11. The OLED display of claim 10, wherein the compensation duration is N times of the scan duration, wherein N is a positive integer.

12. The OLED display of claim 10, wherein the first voltage level is a low voltage level, and the second voltage level is a high voltage level.

13. The OLED display of claim 10, wherein the first voltage level is a high voltage level, and the second voltage level is a low voltage level.

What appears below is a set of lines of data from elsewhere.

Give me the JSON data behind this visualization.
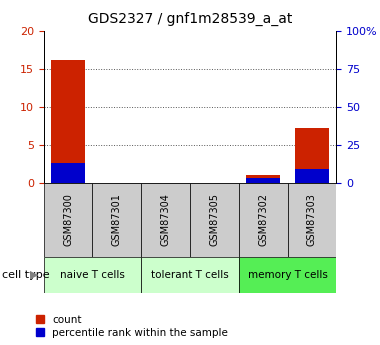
{
  "title": "GDS2327 / gnf1m28539_a_at",
  "samples": [
    "GSM87300",
    "GSM87301",
    "GSM87304",
    "GSM87305",
    "GSM87302",
    "GSM87303"
  ],
  "count_values": [
    16.2,
    0,
    0,
    0,
    1.0,
    7.2
  ],
  "percentile_values": [
    13.0,
    0,
    0,
    0,
    3.0,
    9.0
  ],
  "ylim_left": [
    0,
    20
  ],
  "ylim_right": [
    0,
    100
  ],
  "yticks_left": [
    0,
    5,
    10,
    15,
    20
  ],
  "yticks_right": [
    0,
    25,
    50,
    75,
    100
  ],
  "ytick_labels_right": [
    "0",
    "25",
    "50",
    "75",
    "100%"
  ],
  "count_color": "#cc2200",
  "percentile_color": "#0000cc",
  "left_tick_color": "#cc2200",
  "right_tick_color": "#0000cc",
  "grid_color": "#555555",
  "bg_color": "#ffffff",
  "sample_box_color": "#cccccc",
  "group_data": [
    {
      "label": "naive T cells",
      "start": 0,
      "end": 2,
      "color": "#ccffcc"
    },
    {
      "label": "tolerant T cells",
      "start": 2,
      "end": 4,
      "color": "#ccffcc"
    },
    {
      "label": "memory T cells",
      "start": 4,
      "end": 6,
      "color": "#55ee55"
    }
  ],
  "cell_type_label": "cell type",
  "legend_count": "count",
  "legend_pct": "percentile rank within the sample",
  "title_fontsize": 10,
  "axis_fontsize": 8,
  "legend_fontsize": 7.5
}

14. The OLED display of claim 10, wherein each pixel further comprises:

a driving transistor having a gate, a source electrically coupled to the OLED, and a drain;

a first transistor having a gate electrically connected to the corresponding scan line to the pixel, a source electrically coupled to the gate of the driving transistor, and a drain electrically coupled to the corresponding data line to the pixel;

a second transistor having a gate, a source electrically coupled to the drain of the driving transistor, and a drain electrically coupled to a corresponding power line;

a third transistor having a gate, a source electrically coupled to the source of the driving transistor, and a drain electrically coupled to a low voltage source;

a storage capacitor electrically coupled between the gate of the driving transistor and the source of the driving transistor; and

a compensation capacitor electrically coupled between the drain of the second transistor and the source of the driving transistor.

15. The OLED display of claim 14, wherein a reset signal is applied to the gate of the third transistor for a reset duration prior to the compensation duration.

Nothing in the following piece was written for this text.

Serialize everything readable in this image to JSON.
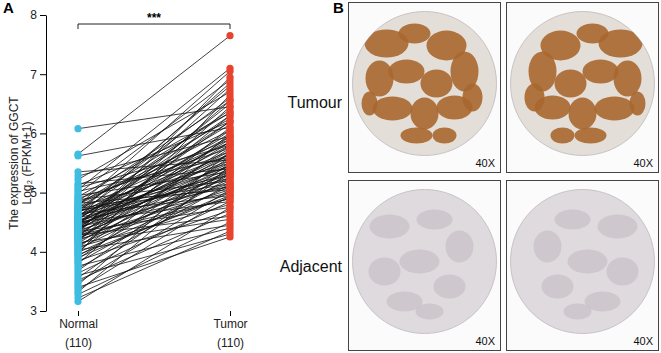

16. The OLED display of claim 15, wherein the reset duration is M times of the scan duration, wherein M is a positive integer.

17. The OLED display of claim 10, wherein each pixel further comprises:

a driving transistor having a gate, a source electrically coupled to a corresponding power line, and a drain;

a first transistor having a gate electrically connected to the corresponding scan line to the pixel, a source electrically coupled to the corresponding data line to the pixel, and a drain;

a second transistor having a gate, a source electrically coupled to the drain of the driving transistor, and a drain electrically coupled to the gate of the driving transistor;

a third transistor having a gate, a source electrically coupled to the drain of the driving transistor, and a drain electrically coupled to the OLED;

a storage capacitor electrically coupled between the gate of the driving transistor and the drain of the first transistor; and

a compensation capacitor electrically coupled between the corresponding power line and the drain of the first transistor.

18. The OLED display of claim 10, wherein each pixel comprises:

a driving transistor having a gate, a source and a drain;

a first transistor having a gate electrically connected to the corresponding scan line to the pixel, a source electrically coupled to the corresponding data line to the pixel, and a drain electrically coupled to the gate of the driving transistor;

a second transistor having a gate, a source electrically coupled to a corresponding power line, and a drain electrically coupled to the source of the driving transistor;

a third transistor having a gate, a source electrically coupled to the drain of the driving transistor, and a drain electrically coupled to the OLED;

a storage capacitor electrically coupled between the gate of the driving transistor and the source of the driving transistor; and

a compensation capacitor electrically coupled between the corresponding power line and the drain of the second transistor.

19. The OLED display of claim 18, wherein a reset signal is applied to the gate of the third transistor for a reset duration prior to the compensation duration.

20. The OLED display of claim 19, wherein the reset duration is M times of the scan duration, wherein M is a positive integer.